For global payment and money transfer services vendor Western Union, data quality is a core element of its cloud data lake efforts.
Over the last two years, Western Union has embarked on an effort to consolidate its data warehouses in the cloud.
With locations and customers around the world, Western Union has amassed a large volume of data that it uses to improve its own business. Helping to lead Western Union's data efforts is the company's chief data officer, Thomas Mazzaferro.
"We've done a lot of consolidation throughout the last 18 months," Mazzaferro said, noting that the company has migrated more than 20 petabytes and now has more than 90% of its data in the cloud.
Western Union's path to data quality
Mazzaferro explained that the company consolidated multiple data warehouses onto a single data lake. Western Union is using AWS as the data lake, with Snowflake to enable its cloud data architecture.

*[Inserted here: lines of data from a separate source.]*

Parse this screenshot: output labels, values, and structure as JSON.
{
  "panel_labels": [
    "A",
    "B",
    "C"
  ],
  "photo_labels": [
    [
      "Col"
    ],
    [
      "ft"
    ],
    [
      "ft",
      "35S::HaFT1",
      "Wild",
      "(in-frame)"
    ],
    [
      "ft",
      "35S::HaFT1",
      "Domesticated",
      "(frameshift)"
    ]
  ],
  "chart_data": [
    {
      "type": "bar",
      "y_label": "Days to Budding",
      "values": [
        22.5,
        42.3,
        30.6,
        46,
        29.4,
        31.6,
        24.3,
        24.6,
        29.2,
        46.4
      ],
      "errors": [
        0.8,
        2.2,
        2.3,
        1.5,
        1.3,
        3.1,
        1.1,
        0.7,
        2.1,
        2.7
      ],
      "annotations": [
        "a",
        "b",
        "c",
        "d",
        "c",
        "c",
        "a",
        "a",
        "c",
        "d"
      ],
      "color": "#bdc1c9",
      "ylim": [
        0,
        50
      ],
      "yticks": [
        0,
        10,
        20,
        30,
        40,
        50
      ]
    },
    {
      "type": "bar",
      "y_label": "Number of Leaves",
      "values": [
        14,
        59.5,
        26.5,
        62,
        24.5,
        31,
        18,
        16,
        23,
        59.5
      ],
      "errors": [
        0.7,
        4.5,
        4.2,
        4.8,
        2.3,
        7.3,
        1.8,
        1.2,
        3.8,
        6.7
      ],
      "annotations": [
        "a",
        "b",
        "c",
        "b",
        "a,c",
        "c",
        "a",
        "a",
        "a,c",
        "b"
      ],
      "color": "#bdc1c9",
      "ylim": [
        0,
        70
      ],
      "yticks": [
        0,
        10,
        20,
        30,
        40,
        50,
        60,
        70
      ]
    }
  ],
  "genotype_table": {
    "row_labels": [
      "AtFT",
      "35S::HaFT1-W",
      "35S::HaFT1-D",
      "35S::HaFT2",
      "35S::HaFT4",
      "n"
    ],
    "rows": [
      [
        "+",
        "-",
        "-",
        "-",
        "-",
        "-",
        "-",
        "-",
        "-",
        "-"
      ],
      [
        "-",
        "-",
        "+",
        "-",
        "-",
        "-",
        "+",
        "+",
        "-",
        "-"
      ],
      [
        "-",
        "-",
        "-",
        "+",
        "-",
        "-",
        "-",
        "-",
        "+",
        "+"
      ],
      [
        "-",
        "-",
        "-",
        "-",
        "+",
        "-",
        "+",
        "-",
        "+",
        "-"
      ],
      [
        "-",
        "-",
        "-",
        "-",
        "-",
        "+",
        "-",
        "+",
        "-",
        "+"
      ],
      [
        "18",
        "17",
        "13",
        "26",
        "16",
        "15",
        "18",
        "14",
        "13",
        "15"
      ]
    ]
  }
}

Helping to move data around has been a task for which Mazzaferro and his team uses Talend and its suite of data tools for data ingestion, extract, transform and load, as well as data quality.

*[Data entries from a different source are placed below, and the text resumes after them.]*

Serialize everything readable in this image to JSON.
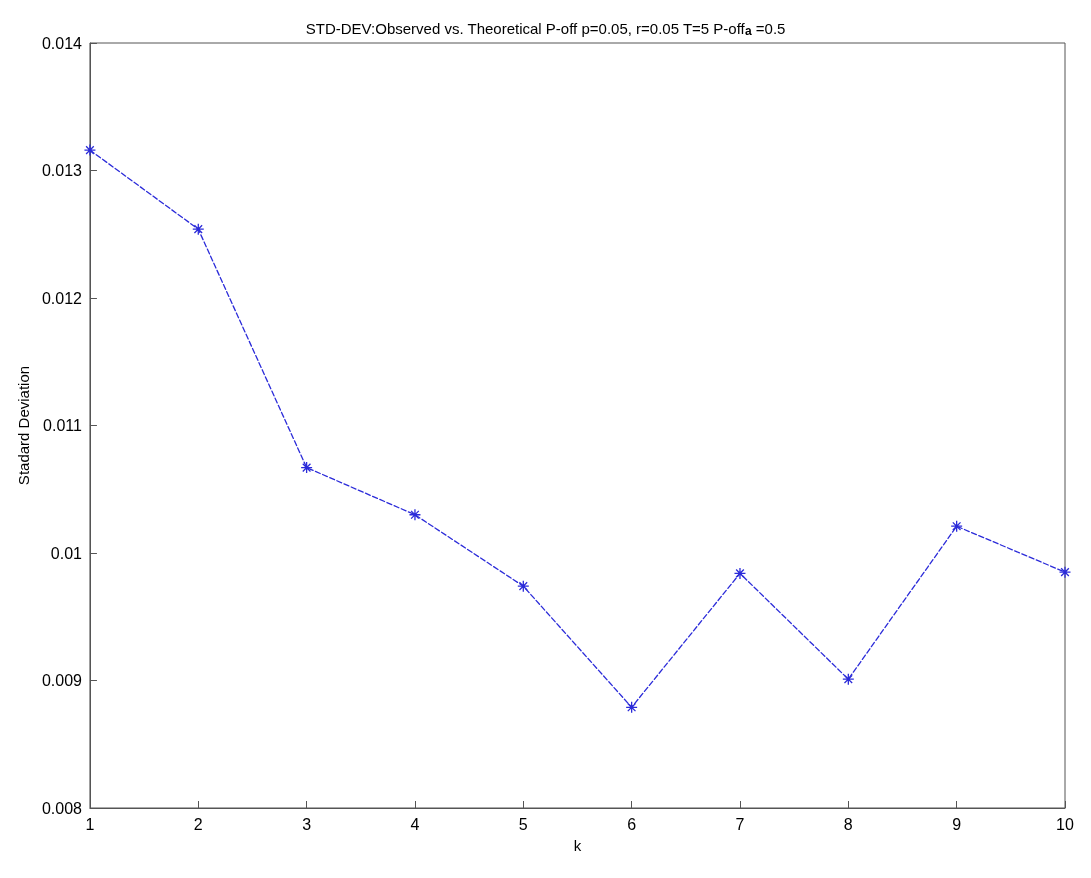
{
  "chart_data": {
    "type": "line",
    "title": "STD-DEV:Observed vs. Theoretical P-off p=0.05, r=0.05 T=5 P-off$_{a}$ =0.5",
    "xlabel": "k",
    "ylabel": "Stadard Deviation",
    "x": [
      1,
      2,
      3,
      4,
      5,
      6,
      7,
      8,
      9,
      10
    ],
    "series": [
      {
        "color": "#2b2bd9",
        "values": [
          0.01316,
          0.01254,
          0.01067,
          0.0103,
          0.00974,
          0.00879,
          0.00984,
          0.00901,
          0.01021,
          0.00985
        ]
      }
    ],
    "xlim": [
      1,
      10
    ],
    "xticks": [
      1,
      2,
      3,
      4,
      5,
      6,
      7,
      8,
      9,
      10
    ],
    "ylim": [
      0.008,
      0.014
    ],
    "yticks": [
      0.008,
      0.009,
      0.01,
      0.011,
      0.012,
      0.013,
      0.014
    ],
    "grid": false,
    "marker": "cross",
    "line_style": "dashed"
  }
}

Mazzaferro noted that because Western Union operates internationally, it needs to be able to understand data quality wherever the data resides.
With Talend, Mazzaferro said Western Union has the ability to bring data metrics to a centralized location to visualize the data quality results.
Thomas MazzaferroChief data officer, Western Union
"Talend enables data to be visible because if you don't have data in the right place, you can't visualize it properly," Mazzaferro said. "Talend really helps to streamline and optimize our processes and our capabilities to support our customers."
Defining data quality
For Mazzaferro, the first component of an effective data quality strategy is the ability to actually measure data. With that ability comes a need for metrics to understand the data being used by the organization's processes and applications.
Beyond the ability to measure data, an effective data quality strategy also involves accountability. Mazzeferro emphasized that it's important to be able to align accountability and ownership of data with people who are accountable for a given set of information or processes.
Finally, when problems arise with data quality, he said it's important to put together a plan designed by both business and technology teams to fix the process or improve the overall data flow.
Data quality is not a measurement that Western Union conducts in real time.
Mazzeferro said his team doesn't want to slow down data flows in production or take any action that could decrease real-time performance for users.
That said, he noted that Western Union looks at data quality in what he referred to as "near real time," which could be minutes or hours after data moves. According to Mazzeferro, this enables the company to fix potential data quality problems quickly.
"Our focus for the new year is to scale, expand, modernize and improve our business policies through data-driven insights and through data quality," he said.